The myriad spices of India have been globally cherished and sought after for thousands of years...

Once a carefully guarded secret, with elaborate rumours of their connection to magic, preservation and medicine spreading across continents by savvy traders, Indian spices today are accountable for the evolution of culinary palettes around the world. These wondrous ingredients inject life into every dish, exciting all of the important senses. 

We’ve selected 8 warming spices for autumn and winter that no Indian dish would be complete without. You need these aromatic treasures to create the exceptional pazzazz typical of Indian cuisine.

1. Black Pepper: Sharp and Fresh 

Indian black pepper is recognised as one of the finest in the world and an essential part of Indian cooking. The black peppercorn is the flowering fruit of the pepper plant, or piper nigrum, which can grow up to 33 feet in hot tropical climates. The sun-drying process transforms their unripened bright green exterior to tiny black, wrinkly spheres.

 The little peppercorns need to be ground to release their piquant flavour and pungent aroma - but be warned! Once ground, the peppercorns can cause intense sneezing fits if inhaled! (Bless you)

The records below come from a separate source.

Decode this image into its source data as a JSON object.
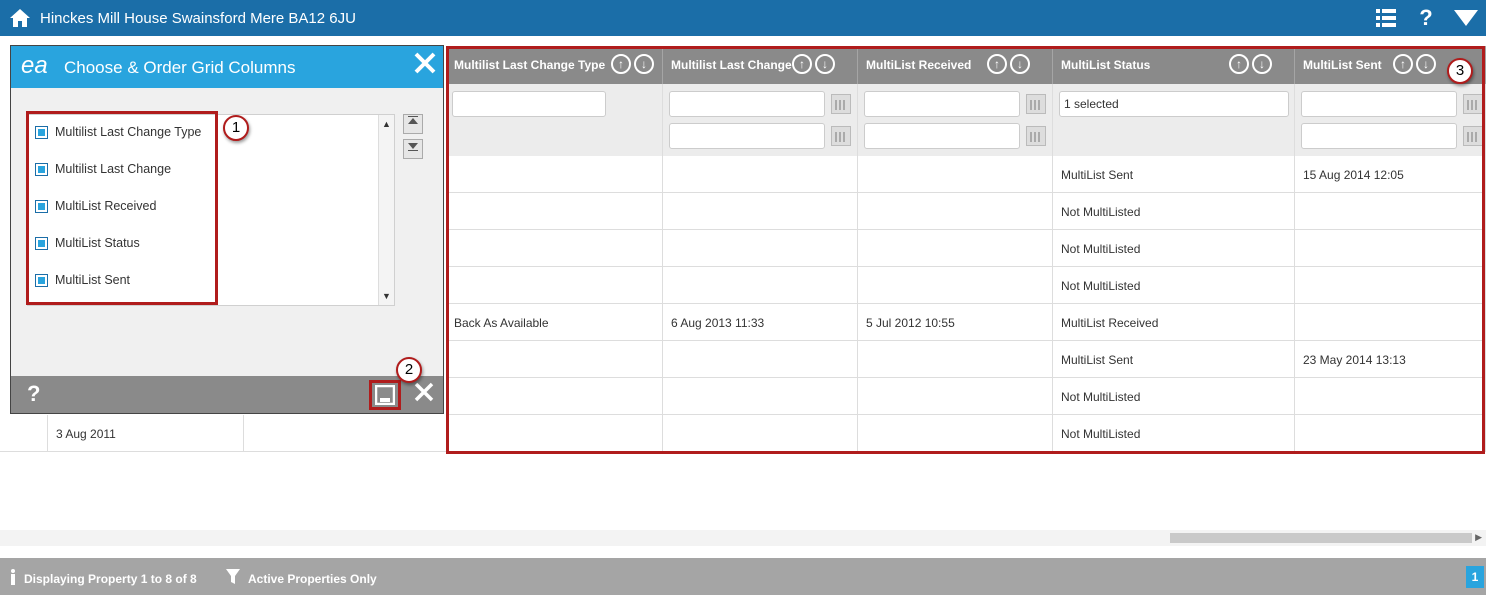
{
  "topbar": {
    "title": "Hinckes Mill House Swainsford Mere BA12 6JU",
    "help": "?"
  },
  "dialog": {
    "logo": "ea",
    "title": "Choose & Order Grid Columns",
    "items": [
      {
        "label": "Multilist Last Change Type"
      },
      {
        "label": "Multilist Last Change"
      },
      {
        "label": "MultiList Received"
      },
      {
        "label": "MultiList Status"
      },
      {
        "label": "MultiList Sent"
      }
    ],
    "help": "?"
  },
  "background_row": {
    "date": "3 Aug 2011"
  },
  "grid": {
    "columns": [
      {
        "label": "Multilist Last Change Type"
      },
      {
        "label": "Multilist Last Change"
      },
      {
        "label": "MultiList Received"
      },
      {
        "label": "MultiList Status"
      },
      {
        "label": "MultiList Sent"
      }
    ],
    "status_filter": "1 selected",
    "rows": [
      [
        "",
        "",
        "",
        "MultiList Sent",
        "15 Aug 2014 12:05"
      ],
      [
        "",
        "",
        "",
        "Not MultiListed",
        ""
      ],
      [
        "",
        "",
        "",
        "Not MultiListed",
        ""
      ],
      [
        "",
        "",
        "",
        "Not MultiListed",
        ""
      ],
      [
        "Back As Available",
        "6 Aug 2013 11:33",
        "5 Jul 2012 10:55",
        "MultiList Received",
        ""
      ],
      [
        "",
        "",
        "",
        "MultiList Sent",
        "23 May 2014 13:13"
      ],
      [
        "",
        "",
        "",
        "Not MultiListed",
        ""
      ],
      [
        "",
        "",
        "",
        "Not MultiListed",
        ""
      ]
    ]
  },
  "callouts": [
    "1",
    "2",
    "3"
  ],
  "status": {
    "display": "Displaying Property 1 to 8 of 8",
    "filter": "Active Properties Only",
    "page": "1"
  }
}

2. Chilli Powder: Mild or Hot and Fiery

Introduced in the 1890’s, Chilli powder or lal mirch is a relatively modern contender on the spice scene. Sometimes mild and sometimes fiery; if you’re looking for a handy way to add pungency, colour and heat to a dish, this is what you need. If you're opting for chilli powder, make sure you add it gradually to measure your preferred spice level - unless you're feeling particularly bold and can handle the heat. Chilli powder is perfect for subtly firing up curries and vegetable dishes. You could also add a pinch or two to meats for seasoning or salads for a pop of flavour

3. Kashimiri Chilli Powder : Subtle Heat and Vibrant Colour

Most Indian dishes would be incomplete without a dash of Kashimiri chilli powder. This spice is an unrivalled ingredient, offering a rich red colouring to any dish. Also essential if you’re looking for a subtle hint of heat with a deep, earthy savour

4. Coriander Powder: Mild and Earthy

 An essential aromatic element in a wide variety of Indian dishes, imparting a mild, earthy flavour to both sweet and savoury food. To create this fragrant staple, dried ripened seeds of the coriander plant are dry roasted and finely ground. Coriander powder plays very well with other earthy spices such as cumin, ground turmeric and black pepper, making it the perfect component for curries,  marinades, dressings and sauces

5. Coriander Seeds: Zingy 

These little seeds are packed full of a warming and pleasant zing. An absolute staple in your spice drawer if you’re looking to really make your dishes pop. Coriander seeds add depth to any dish, tasting ever so slightly citrussy but completely different from the fresh leaves of the coriander plant. We advise that you dry fry coriander seeds to release their distinct aromatic flavour. Add these pungent little seeds to other spice blends to create intricate seasoning blends, or really show off your baked goods by weaving coriander seeds into doughs

6. Jeera Powder/Cumin Powder: Smokey and Nutty 

Jeera or cumin powder makes an appearance in almost every Indian dish. Reserved primarily for savoury dishes, only a small pinch is necessary to release its distinctly warming and nutty savour. Cumin is the building block of every curry dish, ideal for marinating meat, fish and vegetables. We recommend pairing with coriander and turmeric for the quintessential Indian flavouring

7. Jeera Seeds/ Cumin Seeds: Delicate and Warming 

Small but mighty, Jeera or cumin seeds also have a distinct nutty flavour. A key element of both Indian and North African cuisine. Best for tempering, roasting or toasting to release their magical aroma. Dollop onto raitas and sprinkle over salads for a mouthwatering finish. For an even deeper smokey quality, dry fry your jeera seeds

8. Garam Masala: Sweet, Earthy and Floral

The ‘garam’ of garam masala translates as ‘warm’ and oh how beautifully warm and fragrant this spice blend is. Originating in Northern India, garam masala is present in most Indian and Pakistani dishes, however the composition of the blend varies as you travel from region to region, as does its preferred method of use. We recommend adding towards the end of cooking, to intensify the aroma of the dish. Garam masala is also great for seasoning meat and fish dishes as well as vegetable based soups and stews. If we were to crown one spice mix our favourite, it would be this. Majestically flavourful.